In 1991, Blackstone created its Europe unit and launched its real estate investment business with the acquisition of a series of hotel businesses under Henry Silverman's leadership. In October 1991, Blackstone and Silverman added Days Inns of America for $250 million. In 1993, Hospitality Franchise Systems acquired Super 8 Motels for $125 million. Silverman left Blackstone to serve as CEO of HFS, which later became Cendant Corporation.

Blackstone made a number of notable investments in the early and mid-1990s, including Great Lakes Dredge and Dock Company (1991), Six Flags (1991), US Radio (1994), Centerplate (1995), MEGA Brands (1996). Also, in 1996, Blackstone partnered with the Loewen Group, the second-largest funeral home and cemetery operator in North America, to acquire funeral home and cemetery businesses. The partnership's first acquisition was a $295 million buyout of Prime Succession from GTCR.

In 1995, Blackstone sold its stake in BlackRock to PNC Financial Services for $240 million. Between 1995 and 2014, PNC reported $12 billion in pretax revenues and capital gains from BlackRock. Schwarzman later described the selling of BlackRock as his worst business decision ever.

In 1997, Blackstone completed fundraising for its third private equity fund, with approximately $4 billion of investor commitments and a $1.1-billion real estate investment fund. Also in 1997, Blackstone made its first investment in Allied Waste. In 1998, Blackstone sold a 7% interest in its management company to AIG, valuing Blackstone at $2.1 billion. In 1999, Blackstone partnered with Apollo Management to provide capital for Allied Waste's acquisition of Browning-Ferris Industries. Blackstone's investment in Allied was one of its largest at that point in the firm's history.

In 1999, Blackstone launched its mezzanine capital business. It brought in five professionals, led by Howard Gellis from Nomura Holding America's Leveraged Capital Group, to manage the business.
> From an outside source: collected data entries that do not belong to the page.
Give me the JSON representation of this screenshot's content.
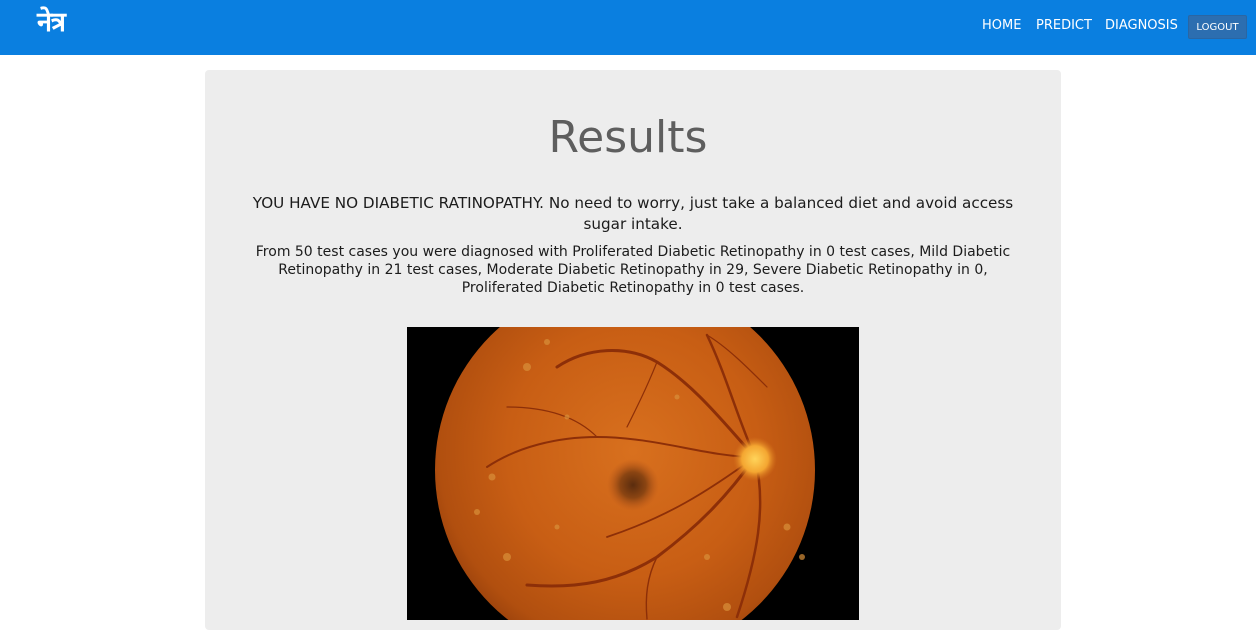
{
  "navbar": {
    "brand": "नेत्र",
    "links": [
      {
        "label": "HOME"
      },
      {
        "label": "PREDICT"
      },
      {
        "label": "DIAGNOSIS"
      }
    ],
    "logout_label": "LOGOUT",
    "background_color": "#0a7fe0"
  },
  "results": {
    "title": "Results",
    "verdict": "YOU HAVE NO DIABETIC RATINOPATHY. No need to worry, just take a balanced diet and avoid access sugar intake.",
    "summary": "From 50 test cases you were diagnosed with Proliferated Diabetic Retinopathy in 0 test cases, Mild Diabetic Retinopathy in 21 test cases, Moderate Diabetic Retinopathy in 29, Severe Diabetic Retinopathy in 0, Proliferated Diabetic Retinopathy in 0 test cases."
  },
  "image": {
    "subject": "retinal-fundus-photograph"
  }
}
Blackstone's investments in the late 1990s included AMF Group (1996), Haynes International (1997), American Axle (1997), Premcor (1997), CommNet Cellular (1998), Graham Packaging (1998), Centennial Communications (1999), Bresnan Communications (1999), and PAETEC Holding Corp. (1999). Haynes and Republic Technologies International both had problems and ultimately filed bankruptcy.

Blackstone's investments in telecommunications businesses—four cable TV systems in rural areas (TW Fanch 1 and 2, Bresnan Communications and Intermedia Partners IV) and a cell phone operator in the Rocky Mountain states (CommNet Cellular) were among the most successful of the era, generating $1.5 billion of profits for Blackstone's funds.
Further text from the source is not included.